EU und USA wollen von neuen Regeln nicht kalt erwischt werden

In der Praxis soll das zu einer gegenseitigen, institutionalisierten Einflussnahme im Gesetzgebungsverfahren führen. So sollen, wie es der Kommissionsvorschlag in Artikel 5 vorsieht, geplante neue Gesetze und Standards den Partnern möglichst frühzeitig avisiert werden. Einmal im Jahr sollen die Vertragspartner eine Liste der geplanten regulatorischen Vorhaben austauschen. Ein fester Kooperationsmechanismus soll den Informationsaustausch regeln, überdies sollen dafür in der EU-Kommission wie auch der US-Verwaltung Anlaufstellen geschaffen werden, um sich auszutauschen. Das Herzstück der Kooperation soll ein "Regulatory Cooperation Body" bilden, ein Gremium für die regulatorische Zusammenarbeit.

Betroffen wären nicht nur die EU-Ebene und die Bundesebene in den USA. Einen Austausch soll es auch geben können, wenn Gesetze und Bestimmungen von EU-Mitgliedsländern oder US-Staaten "einen erheblichen Einfluss" auf Handel und Investitionen zwischen der EU und den USA erwarten lassen.

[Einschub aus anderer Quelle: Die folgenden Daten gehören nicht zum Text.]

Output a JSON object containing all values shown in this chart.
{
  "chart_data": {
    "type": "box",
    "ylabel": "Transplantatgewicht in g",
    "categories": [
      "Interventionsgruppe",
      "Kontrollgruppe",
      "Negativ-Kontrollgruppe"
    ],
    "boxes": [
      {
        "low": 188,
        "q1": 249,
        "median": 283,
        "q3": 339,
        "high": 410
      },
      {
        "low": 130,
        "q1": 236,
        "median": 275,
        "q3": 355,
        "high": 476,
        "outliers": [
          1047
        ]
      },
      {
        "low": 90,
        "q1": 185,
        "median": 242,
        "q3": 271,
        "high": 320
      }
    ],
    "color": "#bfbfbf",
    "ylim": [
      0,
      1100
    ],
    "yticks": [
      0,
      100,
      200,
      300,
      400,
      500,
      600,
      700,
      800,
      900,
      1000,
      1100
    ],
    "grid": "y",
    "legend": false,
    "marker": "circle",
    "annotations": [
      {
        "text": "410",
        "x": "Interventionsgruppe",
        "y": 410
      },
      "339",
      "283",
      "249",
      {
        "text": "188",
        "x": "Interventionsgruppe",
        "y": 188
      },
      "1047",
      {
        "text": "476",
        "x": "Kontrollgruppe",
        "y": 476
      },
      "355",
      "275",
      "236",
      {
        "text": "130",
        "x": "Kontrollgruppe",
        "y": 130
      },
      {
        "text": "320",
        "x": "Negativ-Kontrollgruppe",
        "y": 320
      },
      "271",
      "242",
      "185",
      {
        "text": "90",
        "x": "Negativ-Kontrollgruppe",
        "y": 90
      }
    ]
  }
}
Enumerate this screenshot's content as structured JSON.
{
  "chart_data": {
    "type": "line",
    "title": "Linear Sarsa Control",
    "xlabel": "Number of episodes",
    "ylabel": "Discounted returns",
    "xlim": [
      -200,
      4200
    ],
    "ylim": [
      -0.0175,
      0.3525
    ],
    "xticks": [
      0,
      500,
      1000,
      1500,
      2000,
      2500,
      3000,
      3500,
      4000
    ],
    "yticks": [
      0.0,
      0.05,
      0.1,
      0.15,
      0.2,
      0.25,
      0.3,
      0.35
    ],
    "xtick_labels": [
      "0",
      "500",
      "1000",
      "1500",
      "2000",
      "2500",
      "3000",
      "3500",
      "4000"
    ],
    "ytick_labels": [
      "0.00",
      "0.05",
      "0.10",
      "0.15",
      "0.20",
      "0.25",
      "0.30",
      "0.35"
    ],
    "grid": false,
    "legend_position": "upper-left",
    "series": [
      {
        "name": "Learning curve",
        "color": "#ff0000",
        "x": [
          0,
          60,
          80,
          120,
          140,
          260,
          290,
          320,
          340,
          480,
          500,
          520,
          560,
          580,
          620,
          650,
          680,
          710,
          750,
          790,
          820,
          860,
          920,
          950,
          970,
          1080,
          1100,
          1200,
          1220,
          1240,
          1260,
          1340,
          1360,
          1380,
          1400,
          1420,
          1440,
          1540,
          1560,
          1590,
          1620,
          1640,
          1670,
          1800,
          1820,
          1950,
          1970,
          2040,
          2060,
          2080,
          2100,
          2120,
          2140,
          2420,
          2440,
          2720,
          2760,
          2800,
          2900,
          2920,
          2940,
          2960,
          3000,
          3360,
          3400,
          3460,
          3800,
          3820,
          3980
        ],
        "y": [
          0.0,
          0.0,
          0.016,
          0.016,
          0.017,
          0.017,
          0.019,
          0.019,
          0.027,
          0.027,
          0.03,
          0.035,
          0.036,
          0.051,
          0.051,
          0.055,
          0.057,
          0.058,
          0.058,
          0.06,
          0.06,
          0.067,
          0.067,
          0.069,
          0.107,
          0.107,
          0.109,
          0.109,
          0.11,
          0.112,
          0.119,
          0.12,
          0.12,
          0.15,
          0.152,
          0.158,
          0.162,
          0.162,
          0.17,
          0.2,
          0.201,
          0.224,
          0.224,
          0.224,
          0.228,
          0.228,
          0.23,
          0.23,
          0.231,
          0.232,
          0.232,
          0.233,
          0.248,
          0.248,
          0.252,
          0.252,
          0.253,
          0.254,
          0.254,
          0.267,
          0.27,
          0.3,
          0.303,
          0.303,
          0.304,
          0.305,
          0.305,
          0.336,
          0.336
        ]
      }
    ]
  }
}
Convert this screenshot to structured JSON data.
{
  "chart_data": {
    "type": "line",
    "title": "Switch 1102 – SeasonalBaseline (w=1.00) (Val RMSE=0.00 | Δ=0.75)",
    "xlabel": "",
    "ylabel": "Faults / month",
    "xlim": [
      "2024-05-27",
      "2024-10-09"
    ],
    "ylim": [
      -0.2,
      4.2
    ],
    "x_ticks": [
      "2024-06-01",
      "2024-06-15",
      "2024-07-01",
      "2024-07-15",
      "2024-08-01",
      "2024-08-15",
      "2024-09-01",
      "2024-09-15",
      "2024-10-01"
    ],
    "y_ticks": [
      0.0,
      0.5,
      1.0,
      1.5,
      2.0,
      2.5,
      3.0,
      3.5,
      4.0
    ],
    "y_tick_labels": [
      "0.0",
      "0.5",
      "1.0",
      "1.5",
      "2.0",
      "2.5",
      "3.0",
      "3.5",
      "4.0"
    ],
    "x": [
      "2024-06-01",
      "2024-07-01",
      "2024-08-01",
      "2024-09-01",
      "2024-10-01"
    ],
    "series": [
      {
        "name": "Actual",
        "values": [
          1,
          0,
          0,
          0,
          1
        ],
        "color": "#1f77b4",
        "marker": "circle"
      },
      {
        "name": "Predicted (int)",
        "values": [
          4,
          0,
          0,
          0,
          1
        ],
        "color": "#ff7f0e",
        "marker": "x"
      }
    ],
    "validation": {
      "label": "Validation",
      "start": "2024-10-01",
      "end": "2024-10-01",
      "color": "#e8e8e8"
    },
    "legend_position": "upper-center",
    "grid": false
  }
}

Europaabgeordnete sehen den Vorschlag der EU-Kommission skeptisch. "Gesetze werden von Parlamenten erlassen, deren Inhalte von gewählten Volksvertretern bestimmt", betont Bernd Lange, SPD-Europaabgeordneter und Vorsitzender des Handelsausschusses im Europäischen Parlament. Daran dürfe auch in den TTIP-Verhandlungen nicht gerüttelt werden. Ein Informationsaustausch zwischen regulierenden Behörden dürfe " unter keinen Umständen zu einem Mitspracherecht für demokratisch nicht legitimierte Gremien führen". Ein verbesserter Informationsaustausch könne aber im besten Fall zu gemeinsamen Ansätzen in Regulierungsfragen führen. Auch in anderen Bereichen sehen Kritiker die Gefahr, dass TTIP demokratische Rechte einschränkt. Die Grünen im Europaparlament warnten am Dienstag, Regeln für Finanzmärkte sollten in Zukunft außerhalb der gewählten Parlamente festgelegt werden und legten entsprechende Verhandlungspapiere vor. "Die Finanzmärkte sollen wieder von demokratischer Kontrolle befreit werden. Ein neu zu schaffendes transatlantisches Gremium, das Forum genannt, soll die Regulierungen aushandeln und verbindlich machen", sagte der Abgeordnete Michel Reimon.